REVIEW: ‘Transformers,’ Issue #21

Reading Time: 3 minutes

Transformers #21

Transformers #21 continues the new arc “Rise of the Decepticons!” in IDW Publishing’s reboot of the Transformers series. Written by Brian Ruckley, with art by Billie Montfort and Blacky Shepherd, colors by Joana Lafuente and John-Paul Bove, and letters by Jake M. Wood, this issue sees a clash between some of the Rise’s most-wanted and a geologic survey team that is undeniably outmatched.

Security Operations (SecOps) are out to capture key members of the Rise, a group of terrorists that have been presumed to be the cause of the various catastrophes that have led to Cybertron’s current inflamed political sphere. After the last issue, SecOps are getting closer to finding the members responsible, so the Risers are forced to find a new hide-out and quick. However, when a groundquake, an uncommon phenomenon on Cybertron, rips a massive fissure in the ground, their transportation gets derailed and they’re left stranded. Unfortunately, this puts a team of geologists sent to study the groundquake, and aid a fellow Cybertron trapped in the fissure, in direct confrontation with the Rise members. Thankfully, Springer’s SecOps team shows up just in time for the action.

Transformers #21 doesn’t give us much plot advancement, but what it does give readers is some fun action and a great cast of characters. This series has done well so far in building a large cast of characters that avid Transformers fans will be very familiar with. Given this,  many of their new designs harken to older designs allowing them to be easily identifiable. This is important when you’re using old characters in a new way and you’re dealing with readers that will undoubtfully be familiar with these characters.

On top of this, the dialogue is well-done and further diversifies the cast. Each of these characters is physically individualistic; you can tell who they are by their colors and designs. But the dialogue takes this a step further and really accentuates their personalities and even speaking mannerisms. These characters act how readers expect them to, which is a great feat when you’re dealing with such a large cast of well-known and adored characters.

Transformers #21

A large portion of Transformers #21 is dedicated to action scenes which is why we don’t see much plot advancement in this particular issue. However, as expected of a Transformers series, we get some good snark going between our conflicting factions. Although not over the top, readers get some humorous moments that lighten the doom and gloom currently looming over Cybertron.

The one downfall of this issue, and it mostly comes down to personal tastes, is the art style. We have two artists tag-teaming this issue who have very different art styles. Bouncing back and forth between the styles impedes the flow from one page to the next. I also personally find one art style more appealing than the other, but, once again, that’s a preference and other readers may have a different opinion. Either way, it certainly impacted my reading experience.

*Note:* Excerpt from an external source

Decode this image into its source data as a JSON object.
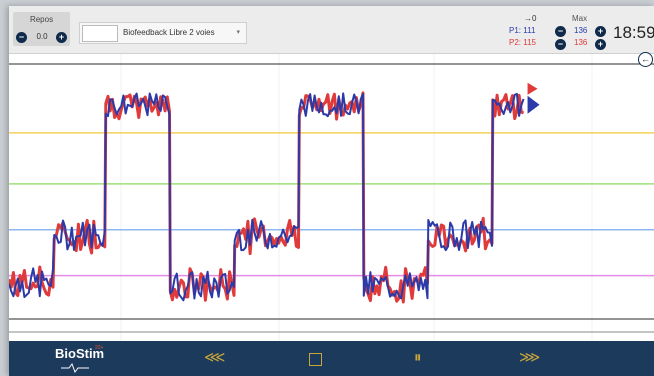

The coloring is typical of past issues in this series but is impacted negatively in the last half of the issue by the flat backgrounds. Understandably, the latter portion of the issue focuses on a fight between the Risers and SecOps in a flat, rocky area so there’s not much to look at. But here the coloring loses some depth which is most likely a symptom of the aforementioned flat backgrounds.

Although this isn’t a plot-heavy issue, Transformers #21 gives us a large cast of characters to entertain readers and some fun fight scenes with snarky dialogue. However, the two different art styles clashed more often than not and put a damper on the fun.

Transformers #21 is available now wherever comics are sold.


Transformers #21
3

TL;DR

Although this isn’t a plot-heavy issue, Transformers #21 gives us a large cast of characters to entertain readers and some fun fight scenes with snarky dialogue. However, the two different art styles clashed more often than not and put a damper on the fun.